Le ressentiment n’est pas identifié comme un trouble psychiatrique, mais les comportements identifiables sont que la personne ne reconnaît jamais ses torts, provoque avec agressivité les autres, a des accès de colère non maîtrisés, est d’une mauvaise foi pathologique, avec une susceptibilité exacerbée, désavoue toute forme d’autorité, désobéit sans avoir nécessairement accès au sens de cette désobéissance, bref se trouve enfermée dans un comportement négatif récurrent, ne proposant jamais de solutions, ni de remise en cause de son comportement. Son ressentiment est permanent et la positionne an tant que victime ou bourreau. Ce qui est gardé ne mémoire est faussé ; il y a de la falsification dans le ressentiment.

Quels antidotes au ressentiment ?

« Nietzsche le dit : l’être humain qui échappe au ressentiment n’y échappe pas d’emblée, c’est toujours le fruit d’un travail ». « La sublimation des instincts constitue l’un des traits les plus saillants du développement culturel : c’est elle qui permet aux activités psychiques élevées, scientifiques, artistiques ou idéologiques, de jouer un rôle si important dans la vie des êtres civilisés ». « Espérer dans le monde n’est pas refuser la frustration, mais simplement l’inscrire dans un ordre de signification possible et de symbolisation ».

Ci-gît la mer

La mer est ce territoire d’eau, entre visible et invisible.  Ci-gît la mer renvoie donc à cet océan inaugural et terminal, sur lequel naviguent les âmes en quête d’elles-mêmes. Cynthia Fleury nous invite, ici, nous relier à une mer cognitive et psychique, et non à la mer géographique, un lieu qui donne à celles et à ceux qui ne craignent pas de le découvrir et une aptitude à la poésie. La plus grande tâche étant ainsi de comprendre, à tout instant, ce qui se passe chez nous.

(Re)trouver le chemin de l’expérience.
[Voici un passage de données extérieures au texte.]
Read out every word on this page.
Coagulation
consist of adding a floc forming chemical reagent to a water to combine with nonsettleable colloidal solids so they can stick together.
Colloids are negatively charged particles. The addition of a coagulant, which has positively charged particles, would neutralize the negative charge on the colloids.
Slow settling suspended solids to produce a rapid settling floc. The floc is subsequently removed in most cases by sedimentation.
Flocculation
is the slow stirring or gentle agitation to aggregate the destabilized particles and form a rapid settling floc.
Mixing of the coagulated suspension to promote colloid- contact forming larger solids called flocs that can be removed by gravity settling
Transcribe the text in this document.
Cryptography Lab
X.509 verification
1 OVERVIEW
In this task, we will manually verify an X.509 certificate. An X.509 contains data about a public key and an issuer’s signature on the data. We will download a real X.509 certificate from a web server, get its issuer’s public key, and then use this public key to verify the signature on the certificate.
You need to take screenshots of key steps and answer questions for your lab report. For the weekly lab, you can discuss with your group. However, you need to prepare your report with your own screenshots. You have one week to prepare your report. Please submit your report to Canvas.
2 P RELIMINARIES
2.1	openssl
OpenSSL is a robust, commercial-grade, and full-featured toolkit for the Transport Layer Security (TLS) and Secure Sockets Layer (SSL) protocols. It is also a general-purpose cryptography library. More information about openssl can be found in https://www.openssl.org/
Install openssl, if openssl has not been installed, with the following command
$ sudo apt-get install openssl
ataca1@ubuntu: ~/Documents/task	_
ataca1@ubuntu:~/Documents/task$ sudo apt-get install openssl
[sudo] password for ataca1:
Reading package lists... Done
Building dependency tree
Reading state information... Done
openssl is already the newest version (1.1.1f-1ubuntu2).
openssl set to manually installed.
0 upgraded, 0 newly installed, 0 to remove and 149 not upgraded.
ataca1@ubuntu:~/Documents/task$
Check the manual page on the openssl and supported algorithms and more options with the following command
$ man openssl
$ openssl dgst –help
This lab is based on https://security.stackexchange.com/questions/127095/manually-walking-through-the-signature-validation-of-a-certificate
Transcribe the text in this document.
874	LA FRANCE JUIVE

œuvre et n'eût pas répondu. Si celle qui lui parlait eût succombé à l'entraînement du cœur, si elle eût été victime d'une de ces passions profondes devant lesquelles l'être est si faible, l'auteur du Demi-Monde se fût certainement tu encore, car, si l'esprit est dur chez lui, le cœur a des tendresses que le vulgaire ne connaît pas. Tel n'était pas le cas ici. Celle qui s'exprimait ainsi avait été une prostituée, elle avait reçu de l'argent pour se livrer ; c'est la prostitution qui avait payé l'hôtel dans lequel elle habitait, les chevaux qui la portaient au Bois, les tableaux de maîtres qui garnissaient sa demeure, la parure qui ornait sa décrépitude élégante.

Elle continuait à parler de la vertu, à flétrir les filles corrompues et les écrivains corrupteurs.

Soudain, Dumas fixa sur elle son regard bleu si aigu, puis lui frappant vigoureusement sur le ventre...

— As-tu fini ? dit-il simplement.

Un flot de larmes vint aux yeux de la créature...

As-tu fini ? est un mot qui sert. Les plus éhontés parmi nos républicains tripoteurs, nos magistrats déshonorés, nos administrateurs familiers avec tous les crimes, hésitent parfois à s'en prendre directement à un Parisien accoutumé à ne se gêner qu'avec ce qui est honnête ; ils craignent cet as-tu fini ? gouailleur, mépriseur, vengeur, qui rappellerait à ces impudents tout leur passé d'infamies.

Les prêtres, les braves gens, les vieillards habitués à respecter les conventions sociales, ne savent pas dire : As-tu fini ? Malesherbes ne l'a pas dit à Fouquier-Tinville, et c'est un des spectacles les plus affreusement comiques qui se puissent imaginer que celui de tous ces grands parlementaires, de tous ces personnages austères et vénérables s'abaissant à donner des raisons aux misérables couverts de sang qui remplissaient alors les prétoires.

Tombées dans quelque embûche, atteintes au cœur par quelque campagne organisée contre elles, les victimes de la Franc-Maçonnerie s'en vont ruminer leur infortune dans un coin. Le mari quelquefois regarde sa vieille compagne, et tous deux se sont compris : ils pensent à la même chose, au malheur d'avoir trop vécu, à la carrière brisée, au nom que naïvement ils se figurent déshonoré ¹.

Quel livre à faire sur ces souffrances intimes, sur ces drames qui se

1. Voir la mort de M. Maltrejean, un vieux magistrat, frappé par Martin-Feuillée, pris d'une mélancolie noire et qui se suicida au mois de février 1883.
La chose paraît si simple ; elle l’est foncièrement, mais le prix à payer de l’expérience n’est pas neutre. Car pour faire expérience, il faut du temps et c’est choisir ce que nous vouloir faire de ce temps. Se rappeler aussi qu’il s’agit parfois de faire peu de chose, mais, en revanche, qu’il s’agit de le faire de façon régulière, avec discernement, pour chaque jour mettre au défi cette volonté errante qui est la nôtre. Cheminer vers un élargissement du Moi en se rappelant que le Moi ne peut résister à son angoisse du néant et à ses pulsions de mort, qu’à la condition de pratiquer une sorte de suspens de ses assauts, en leur opposant une énergie vitale créatrice et force de sublimation. Pour augmenter, élargir son Moi, plusieurs chemins existent :

  • L’amour et l’amitié, au sens aristotélicien du terme, donc plus large que la simple affinité élective.
  • L’expérience esthétique, l’art, les humanités.
  • Le rire, forme de discernement. Le rire pour déconstruire l’illusion de possession.
  • La découverte et la connaissance du monde.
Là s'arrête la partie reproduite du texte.